As this new year begins, Andrew and I are less than five months away from our wedding day, and the thought of our future life together brings with it many questions. What kind of wife will I be? What kind of mother? Am I ready for this next step in my life? Do I have what it takes to balance marriage, a family, and a job? Am I ready to grow up?
After two weeks in the comforts of my home, where my mother still cooks us dinner every night (and does my laundry), where most nights are spent together watching movies, where I can sleep soundly knowing that my parents are there to take care of me, the thought of adulthood can become frightening. After so many years of always having someone else to take care of me, I am preparing to take the ultimate step into adulthood: marriage. Yes, I have played at being an adult for quite some time now- I have worked a full-time job and I have lived on my own- but as I prepare to get married, I have come to realize that this has been more play-acting at adulthood than reality. When I was short on cash, I was able to ask my parents for money, which they never expected back (unless it was a larger sum). When I had a long weekend with no classes, I was always able to go home. I have always been able to lean on my parents for support, and they have always allowed me to be a child.
Even as I was playing in the adult world, I still wholeheartedly embraced my childhood. I was able to explore and slowly expand my world, knowing that if things became too difficult, I would always be able to return home. I would be able to start new, knowing that they could be risking another failure. When I decided to enter the convent, they let me drop out of school to do it immediately. When I decided to leave, they let me return home, even though I had no money in my bank account and only a few articles of clothing that I could call my own. And still they didn’t give up on me. They bought me new clothing, drove me to job interviews and work until I could get a car, and made sure that I always had enough to eat.

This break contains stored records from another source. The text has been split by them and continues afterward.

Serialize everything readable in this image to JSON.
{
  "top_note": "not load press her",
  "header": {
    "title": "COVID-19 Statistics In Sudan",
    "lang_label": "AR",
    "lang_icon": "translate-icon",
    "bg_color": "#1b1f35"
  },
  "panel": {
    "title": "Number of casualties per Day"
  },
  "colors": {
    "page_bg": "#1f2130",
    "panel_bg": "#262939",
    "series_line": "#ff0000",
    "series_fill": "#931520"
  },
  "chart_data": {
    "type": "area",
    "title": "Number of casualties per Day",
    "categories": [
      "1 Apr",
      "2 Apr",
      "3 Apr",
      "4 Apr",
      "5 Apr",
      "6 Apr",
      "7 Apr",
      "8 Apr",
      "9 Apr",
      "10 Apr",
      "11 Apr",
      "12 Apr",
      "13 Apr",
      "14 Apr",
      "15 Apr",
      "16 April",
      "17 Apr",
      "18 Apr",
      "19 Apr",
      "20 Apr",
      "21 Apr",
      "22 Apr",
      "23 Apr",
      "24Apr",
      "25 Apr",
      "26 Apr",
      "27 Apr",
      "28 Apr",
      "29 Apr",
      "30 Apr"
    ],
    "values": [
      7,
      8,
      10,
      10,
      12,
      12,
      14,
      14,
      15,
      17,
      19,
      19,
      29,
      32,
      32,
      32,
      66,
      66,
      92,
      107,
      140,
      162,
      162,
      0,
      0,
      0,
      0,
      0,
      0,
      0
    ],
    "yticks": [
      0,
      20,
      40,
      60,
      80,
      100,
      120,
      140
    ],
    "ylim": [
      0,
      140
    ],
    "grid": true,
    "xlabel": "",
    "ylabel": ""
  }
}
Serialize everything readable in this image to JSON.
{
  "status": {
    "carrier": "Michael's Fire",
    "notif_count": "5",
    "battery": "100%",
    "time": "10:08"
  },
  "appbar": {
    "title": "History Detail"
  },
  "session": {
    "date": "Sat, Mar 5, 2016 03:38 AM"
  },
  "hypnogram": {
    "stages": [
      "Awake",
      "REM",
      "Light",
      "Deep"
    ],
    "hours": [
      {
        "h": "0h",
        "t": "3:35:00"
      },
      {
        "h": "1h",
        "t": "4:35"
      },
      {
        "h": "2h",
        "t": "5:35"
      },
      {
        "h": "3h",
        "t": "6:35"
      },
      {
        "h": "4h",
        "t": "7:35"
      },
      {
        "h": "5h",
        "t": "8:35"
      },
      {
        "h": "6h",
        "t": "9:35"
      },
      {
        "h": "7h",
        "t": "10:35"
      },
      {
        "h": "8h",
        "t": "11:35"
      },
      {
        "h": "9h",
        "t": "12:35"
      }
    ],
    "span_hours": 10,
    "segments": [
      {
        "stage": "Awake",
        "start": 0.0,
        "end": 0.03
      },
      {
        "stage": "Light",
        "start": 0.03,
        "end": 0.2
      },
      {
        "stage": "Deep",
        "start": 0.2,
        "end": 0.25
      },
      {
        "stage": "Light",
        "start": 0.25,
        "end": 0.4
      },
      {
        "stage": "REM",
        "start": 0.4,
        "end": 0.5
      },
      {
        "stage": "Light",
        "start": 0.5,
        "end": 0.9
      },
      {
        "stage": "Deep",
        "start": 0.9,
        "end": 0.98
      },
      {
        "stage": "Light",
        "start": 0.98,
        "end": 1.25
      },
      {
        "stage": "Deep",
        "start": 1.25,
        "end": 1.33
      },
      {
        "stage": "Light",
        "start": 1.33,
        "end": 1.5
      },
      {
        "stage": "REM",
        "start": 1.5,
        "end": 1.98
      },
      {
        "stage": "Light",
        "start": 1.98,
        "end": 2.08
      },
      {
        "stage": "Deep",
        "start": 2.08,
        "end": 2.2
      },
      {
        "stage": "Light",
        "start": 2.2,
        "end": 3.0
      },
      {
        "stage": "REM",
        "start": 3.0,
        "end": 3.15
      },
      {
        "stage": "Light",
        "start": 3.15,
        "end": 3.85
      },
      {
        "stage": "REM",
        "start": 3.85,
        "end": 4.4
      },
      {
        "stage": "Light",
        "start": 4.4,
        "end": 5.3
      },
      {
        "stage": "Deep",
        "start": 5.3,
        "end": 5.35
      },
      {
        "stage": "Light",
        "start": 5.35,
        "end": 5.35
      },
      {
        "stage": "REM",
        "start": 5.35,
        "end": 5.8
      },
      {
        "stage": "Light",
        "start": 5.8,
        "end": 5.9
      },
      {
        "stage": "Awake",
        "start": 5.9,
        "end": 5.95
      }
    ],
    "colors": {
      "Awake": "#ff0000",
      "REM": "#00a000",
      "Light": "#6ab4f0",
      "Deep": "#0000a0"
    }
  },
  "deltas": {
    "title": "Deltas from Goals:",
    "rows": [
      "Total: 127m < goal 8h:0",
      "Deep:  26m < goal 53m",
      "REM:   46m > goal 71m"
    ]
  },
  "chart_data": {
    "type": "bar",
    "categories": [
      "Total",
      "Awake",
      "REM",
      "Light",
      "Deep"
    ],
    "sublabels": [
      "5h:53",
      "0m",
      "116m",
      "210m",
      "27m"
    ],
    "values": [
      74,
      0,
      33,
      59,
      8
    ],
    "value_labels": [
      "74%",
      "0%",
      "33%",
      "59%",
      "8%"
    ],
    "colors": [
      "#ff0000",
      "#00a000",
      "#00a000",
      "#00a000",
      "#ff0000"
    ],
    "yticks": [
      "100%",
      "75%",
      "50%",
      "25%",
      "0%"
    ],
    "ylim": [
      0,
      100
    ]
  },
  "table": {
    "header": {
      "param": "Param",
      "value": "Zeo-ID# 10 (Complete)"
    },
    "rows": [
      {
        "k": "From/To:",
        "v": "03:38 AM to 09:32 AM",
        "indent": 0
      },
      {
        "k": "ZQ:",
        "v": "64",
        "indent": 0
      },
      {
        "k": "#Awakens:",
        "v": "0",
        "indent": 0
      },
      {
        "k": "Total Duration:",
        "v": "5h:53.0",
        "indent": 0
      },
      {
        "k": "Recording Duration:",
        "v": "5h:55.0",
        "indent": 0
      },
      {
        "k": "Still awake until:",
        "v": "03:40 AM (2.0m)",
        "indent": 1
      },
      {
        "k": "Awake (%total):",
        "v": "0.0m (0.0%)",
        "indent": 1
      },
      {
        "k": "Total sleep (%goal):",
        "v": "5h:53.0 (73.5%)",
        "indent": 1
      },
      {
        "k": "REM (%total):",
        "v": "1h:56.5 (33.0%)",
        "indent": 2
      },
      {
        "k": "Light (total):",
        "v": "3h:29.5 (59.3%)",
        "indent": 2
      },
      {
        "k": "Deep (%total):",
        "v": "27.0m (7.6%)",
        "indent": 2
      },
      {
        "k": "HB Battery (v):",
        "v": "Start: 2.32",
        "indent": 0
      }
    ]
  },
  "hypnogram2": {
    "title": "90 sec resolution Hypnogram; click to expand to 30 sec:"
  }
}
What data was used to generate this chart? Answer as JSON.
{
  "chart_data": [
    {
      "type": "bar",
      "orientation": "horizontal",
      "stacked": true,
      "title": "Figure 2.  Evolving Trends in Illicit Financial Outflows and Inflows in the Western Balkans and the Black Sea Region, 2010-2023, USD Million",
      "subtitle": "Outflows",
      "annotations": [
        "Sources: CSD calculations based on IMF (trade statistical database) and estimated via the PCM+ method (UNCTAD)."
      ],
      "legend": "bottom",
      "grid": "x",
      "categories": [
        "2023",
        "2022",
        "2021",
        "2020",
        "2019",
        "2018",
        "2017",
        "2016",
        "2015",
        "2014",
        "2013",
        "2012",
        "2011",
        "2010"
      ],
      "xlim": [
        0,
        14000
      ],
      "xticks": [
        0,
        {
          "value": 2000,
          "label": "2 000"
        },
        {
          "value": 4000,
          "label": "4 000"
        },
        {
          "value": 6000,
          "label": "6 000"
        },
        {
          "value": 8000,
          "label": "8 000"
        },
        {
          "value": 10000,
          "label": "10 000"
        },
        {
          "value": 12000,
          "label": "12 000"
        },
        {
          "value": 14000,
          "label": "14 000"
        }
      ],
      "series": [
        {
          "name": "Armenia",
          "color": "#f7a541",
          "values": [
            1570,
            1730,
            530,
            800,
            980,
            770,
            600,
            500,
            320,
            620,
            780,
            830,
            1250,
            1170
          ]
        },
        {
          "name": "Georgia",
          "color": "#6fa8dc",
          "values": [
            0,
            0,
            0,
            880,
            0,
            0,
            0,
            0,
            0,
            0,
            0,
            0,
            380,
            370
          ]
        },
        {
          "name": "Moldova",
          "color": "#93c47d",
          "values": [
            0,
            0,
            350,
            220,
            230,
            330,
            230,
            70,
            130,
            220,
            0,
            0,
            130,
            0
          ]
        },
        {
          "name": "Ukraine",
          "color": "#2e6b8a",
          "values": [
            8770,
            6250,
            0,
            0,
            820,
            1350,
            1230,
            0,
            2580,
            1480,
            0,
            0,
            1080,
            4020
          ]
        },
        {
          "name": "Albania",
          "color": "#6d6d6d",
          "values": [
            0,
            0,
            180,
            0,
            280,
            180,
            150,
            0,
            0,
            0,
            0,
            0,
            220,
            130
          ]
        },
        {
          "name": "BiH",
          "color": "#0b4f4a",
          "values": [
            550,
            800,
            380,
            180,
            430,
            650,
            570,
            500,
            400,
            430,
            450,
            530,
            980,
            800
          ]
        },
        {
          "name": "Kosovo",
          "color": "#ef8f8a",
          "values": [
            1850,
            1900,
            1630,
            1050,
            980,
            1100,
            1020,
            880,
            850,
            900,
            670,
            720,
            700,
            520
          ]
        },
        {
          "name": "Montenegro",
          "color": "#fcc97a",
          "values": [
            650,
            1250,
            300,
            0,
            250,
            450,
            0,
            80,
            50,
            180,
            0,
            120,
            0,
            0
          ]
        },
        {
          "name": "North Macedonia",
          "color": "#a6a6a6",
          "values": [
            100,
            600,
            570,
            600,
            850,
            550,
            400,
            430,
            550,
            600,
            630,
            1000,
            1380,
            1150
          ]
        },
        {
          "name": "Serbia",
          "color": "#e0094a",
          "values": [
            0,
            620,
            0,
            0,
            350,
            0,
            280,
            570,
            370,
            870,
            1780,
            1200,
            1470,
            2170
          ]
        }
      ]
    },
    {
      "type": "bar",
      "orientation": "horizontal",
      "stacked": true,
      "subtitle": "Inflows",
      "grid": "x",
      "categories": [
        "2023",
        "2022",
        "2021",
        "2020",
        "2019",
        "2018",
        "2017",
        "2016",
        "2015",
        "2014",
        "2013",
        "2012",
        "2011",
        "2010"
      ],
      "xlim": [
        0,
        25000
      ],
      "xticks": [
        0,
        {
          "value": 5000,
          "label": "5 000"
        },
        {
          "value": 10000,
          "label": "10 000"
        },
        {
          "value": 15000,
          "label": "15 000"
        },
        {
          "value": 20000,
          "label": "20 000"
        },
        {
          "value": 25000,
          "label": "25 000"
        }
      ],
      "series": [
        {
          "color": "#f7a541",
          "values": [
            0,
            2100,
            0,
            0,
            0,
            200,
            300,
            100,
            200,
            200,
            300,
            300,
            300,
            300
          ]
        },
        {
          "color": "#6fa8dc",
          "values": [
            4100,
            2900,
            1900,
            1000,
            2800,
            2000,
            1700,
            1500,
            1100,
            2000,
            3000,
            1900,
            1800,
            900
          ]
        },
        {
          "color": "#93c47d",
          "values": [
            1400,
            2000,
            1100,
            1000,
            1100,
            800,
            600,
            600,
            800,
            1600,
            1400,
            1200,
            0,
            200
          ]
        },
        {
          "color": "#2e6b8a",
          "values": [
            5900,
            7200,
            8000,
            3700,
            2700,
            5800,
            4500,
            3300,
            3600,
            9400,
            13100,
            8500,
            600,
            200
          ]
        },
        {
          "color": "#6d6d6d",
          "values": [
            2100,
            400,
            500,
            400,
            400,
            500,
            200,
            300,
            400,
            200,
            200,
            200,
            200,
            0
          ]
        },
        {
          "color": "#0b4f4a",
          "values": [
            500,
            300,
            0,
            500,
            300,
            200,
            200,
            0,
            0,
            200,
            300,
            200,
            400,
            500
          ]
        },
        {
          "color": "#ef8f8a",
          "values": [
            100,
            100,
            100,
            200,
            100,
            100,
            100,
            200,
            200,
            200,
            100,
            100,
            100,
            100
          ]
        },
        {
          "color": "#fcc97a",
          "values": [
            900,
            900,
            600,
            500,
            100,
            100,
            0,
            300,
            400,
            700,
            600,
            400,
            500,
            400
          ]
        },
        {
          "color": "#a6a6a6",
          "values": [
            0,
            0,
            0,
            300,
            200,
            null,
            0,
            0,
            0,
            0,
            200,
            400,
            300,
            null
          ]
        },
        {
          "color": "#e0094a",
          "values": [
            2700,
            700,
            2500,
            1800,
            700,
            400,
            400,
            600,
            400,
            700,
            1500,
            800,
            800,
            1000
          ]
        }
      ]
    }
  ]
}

Yes, my parents were always thrilled to have me return to the nest (at least I think they were), but they also gave me the freedom to spread my wings and fly. They encouraged me to follow my heart, and also provided the safe haven that I might need if things did not go as I had hoped. I was never afraid to fly because I was never afraid to fall. I always knew that my parents would catch me.
My life has been good, and I know that married life will be good as well. But it will also be different. I will have to make a lot of decisions on my own, and with Andrew. I will no longer have parents who can make major decisions for me, or else can provide me with a great deal of advice from their own experience. I will have to create my own experiences, make my own choices, take total responsibility for my actions. In less than five months, I will take flight one last time, knowing that if I fall, it will not be into my parents’ nest. It will be a nest of my own, a nest that I will share with my future husband.
The thought is just as exciting as it is terrifying. My life is going to change drastically, and change is not always easy. That being said, I can still rest easy knowing that I am not preparing to go off on my own; I am preparing to share my life with my best friend and the man of my dreams. Becoming an adult and getting married does not mean that you become completely independent. We are not autonomous individuals living on our own little islands that sometimes collide for a while before breaking apart and drifting in different directions. Andrew and I are not totally separate individuals, choosing to live our two lives side by side. When we marry, we will become one. The two shall become one, and I will not be alone. I can depend on Andrew. I can lean on him when I’m not strong enough, just as he can lean on me. We can support one another. I am not alone in this.
And marriage will not divorce me from my family. Neither will adulthood separate me from them. When life gets rough, I know that I can still turn to my parents to help us. I know that they would never leave us in need when it is within their ability to help us. When I get married, my parents are not losing their daughter; they are gaining another son. Marriage multiplies love, expanding it in all directions. As I take this huge step into adulthood, I am gaining more people who love me and are loved by me, and my world is expanding further than I could have ever imagined. And it is an incredibly beautiful world.
So as the days count down and my impending nuptials grow closer, I find myself asking many questions. What kind of wife will I be? What kind of mother? Not every question can be answered right now, but I know this much: I want to be like my mother. It is the only way that I know how to really thank her. It is the only way that I know how to thank both of my parents for everything that they have done for them. If I can be half the mother and wife that my mother has been, I will be content. I am just so grateful that I have had such wonderful examples of what it means to be a spouse and parent, what it means to love, to serve, and to forgive. My parents are the best teachers that I could have ever asked for.
Mary Help of Christians, pray for us!